DOWNLOAD THE RECIPE HERE!

Notes:

  • These pesto’s freeze beautifully! Double or triple the batch to keep on hand for easy dinners. I usually freeze them in small glass ball jars or using an ice cube tray (once frozen, remove them from the tray and keep frozen in a ziplock freezer bag)
  • The pesto’s will keep in the fridge for about a week if not frozen for later use.
  • Pesto is a great alternative to use as pizza sauce, drizzled over omelets, mixed with sour cream or greek yogurt for a dip, used as a pasta sauce, or mixed into salad dressings.
  • The sun dried tomato olive pesto is especially delicious mixed into a brick of cream cheese to make a spread to put on a cheese plate, or spread onto a flour tortilla for a sandwich wrap.

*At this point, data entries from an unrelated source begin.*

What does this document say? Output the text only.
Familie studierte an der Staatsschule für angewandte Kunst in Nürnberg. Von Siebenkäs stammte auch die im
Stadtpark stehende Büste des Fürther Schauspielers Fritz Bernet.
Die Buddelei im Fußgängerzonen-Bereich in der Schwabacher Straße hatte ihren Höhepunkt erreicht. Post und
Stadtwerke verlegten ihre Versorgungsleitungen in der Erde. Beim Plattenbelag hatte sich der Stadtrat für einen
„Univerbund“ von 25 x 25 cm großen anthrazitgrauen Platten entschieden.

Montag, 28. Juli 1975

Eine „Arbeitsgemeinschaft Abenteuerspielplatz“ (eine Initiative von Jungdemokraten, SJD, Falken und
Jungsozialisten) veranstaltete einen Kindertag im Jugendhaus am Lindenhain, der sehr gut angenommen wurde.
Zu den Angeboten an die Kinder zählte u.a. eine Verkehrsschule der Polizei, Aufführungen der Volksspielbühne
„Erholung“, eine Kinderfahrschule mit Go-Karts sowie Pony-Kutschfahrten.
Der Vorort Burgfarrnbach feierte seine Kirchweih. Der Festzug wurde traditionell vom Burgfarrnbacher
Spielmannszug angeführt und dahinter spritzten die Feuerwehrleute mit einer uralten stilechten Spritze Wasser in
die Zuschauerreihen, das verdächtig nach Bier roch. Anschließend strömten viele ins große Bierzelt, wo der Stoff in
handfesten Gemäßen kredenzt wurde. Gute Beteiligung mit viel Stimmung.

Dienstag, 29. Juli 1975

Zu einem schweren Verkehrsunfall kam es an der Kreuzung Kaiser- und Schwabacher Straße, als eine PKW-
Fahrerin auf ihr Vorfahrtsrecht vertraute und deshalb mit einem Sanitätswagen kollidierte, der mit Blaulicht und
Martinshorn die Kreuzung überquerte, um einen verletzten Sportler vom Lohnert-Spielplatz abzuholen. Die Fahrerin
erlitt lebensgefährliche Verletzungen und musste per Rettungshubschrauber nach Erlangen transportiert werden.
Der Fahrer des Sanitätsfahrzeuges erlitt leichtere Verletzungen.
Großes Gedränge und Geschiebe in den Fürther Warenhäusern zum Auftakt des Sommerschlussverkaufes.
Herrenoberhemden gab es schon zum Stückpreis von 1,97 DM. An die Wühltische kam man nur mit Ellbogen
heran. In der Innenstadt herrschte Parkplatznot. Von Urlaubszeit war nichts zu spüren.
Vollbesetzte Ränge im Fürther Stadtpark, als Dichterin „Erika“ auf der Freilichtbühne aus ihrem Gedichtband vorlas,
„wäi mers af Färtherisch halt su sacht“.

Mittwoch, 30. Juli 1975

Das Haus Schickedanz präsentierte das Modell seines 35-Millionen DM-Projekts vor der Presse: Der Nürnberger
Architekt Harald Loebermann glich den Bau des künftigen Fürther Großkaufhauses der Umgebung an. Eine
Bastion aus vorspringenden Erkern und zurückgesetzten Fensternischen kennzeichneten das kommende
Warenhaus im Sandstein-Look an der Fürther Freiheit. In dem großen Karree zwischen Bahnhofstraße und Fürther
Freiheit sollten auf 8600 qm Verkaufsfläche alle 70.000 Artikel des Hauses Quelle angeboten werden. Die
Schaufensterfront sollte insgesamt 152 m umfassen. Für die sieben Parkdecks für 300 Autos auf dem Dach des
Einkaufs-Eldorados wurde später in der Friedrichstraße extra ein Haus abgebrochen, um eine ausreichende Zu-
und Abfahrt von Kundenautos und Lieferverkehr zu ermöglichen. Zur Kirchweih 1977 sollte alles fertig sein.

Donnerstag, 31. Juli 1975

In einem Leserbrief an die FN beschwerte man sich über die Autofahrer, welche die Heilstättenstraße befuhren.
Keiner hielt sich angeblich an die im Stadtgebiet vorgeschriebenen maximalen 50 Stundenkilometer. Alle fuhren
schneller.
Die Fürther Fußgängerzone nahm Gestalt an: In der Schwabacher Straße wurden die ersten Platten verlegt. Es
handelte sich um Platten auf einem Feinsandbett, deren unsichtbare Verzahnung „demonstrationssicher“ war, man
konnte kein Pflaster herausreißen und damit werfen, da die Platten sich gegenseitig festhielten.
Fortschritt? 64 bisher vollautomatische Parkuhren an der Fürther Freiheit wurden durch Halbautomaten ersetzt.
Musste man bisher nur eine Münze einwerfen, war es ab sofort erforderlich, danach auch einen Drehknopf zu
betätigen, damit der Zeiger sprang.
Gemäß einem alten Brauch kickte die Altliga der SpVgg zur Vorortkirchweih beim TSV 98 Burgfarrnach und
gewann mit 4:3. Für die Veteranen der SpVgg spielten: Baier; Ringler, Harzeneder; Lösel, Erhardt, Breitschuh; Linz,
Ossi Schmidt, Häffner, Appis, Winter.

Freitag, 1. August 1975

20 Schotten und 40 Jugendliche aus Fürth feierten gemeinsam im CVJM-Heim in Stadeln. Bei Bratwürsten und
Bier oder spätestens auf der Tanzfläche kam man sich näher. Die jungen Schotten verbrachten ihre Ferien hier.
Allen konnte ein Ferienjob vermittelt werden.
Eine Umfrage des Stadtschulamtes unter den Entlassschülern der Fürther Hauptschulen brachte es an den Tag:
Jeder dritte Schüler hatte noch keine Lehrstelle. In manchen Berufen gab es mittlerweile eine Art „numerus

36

  • The spinach basil pesto does have an earthly taste at first but mellows down quite a bit over time.
  • The top of the pesto will brown quickly, so when storing in the fridge or freezer, place a teaspoon or two of olive oil over the top to cover which will help prevent the browning.
  • Need it dairy free? Just omit the cheeses to make it a vegan.
  • Pine nuts can easily be substituted with walnuts or almonds. For deeper flavor, you can toast the nuts in a 350 degree oven for 8 minutes or until lightly toasted. Just make sure your nuts are fully cooled before processing into the pesto.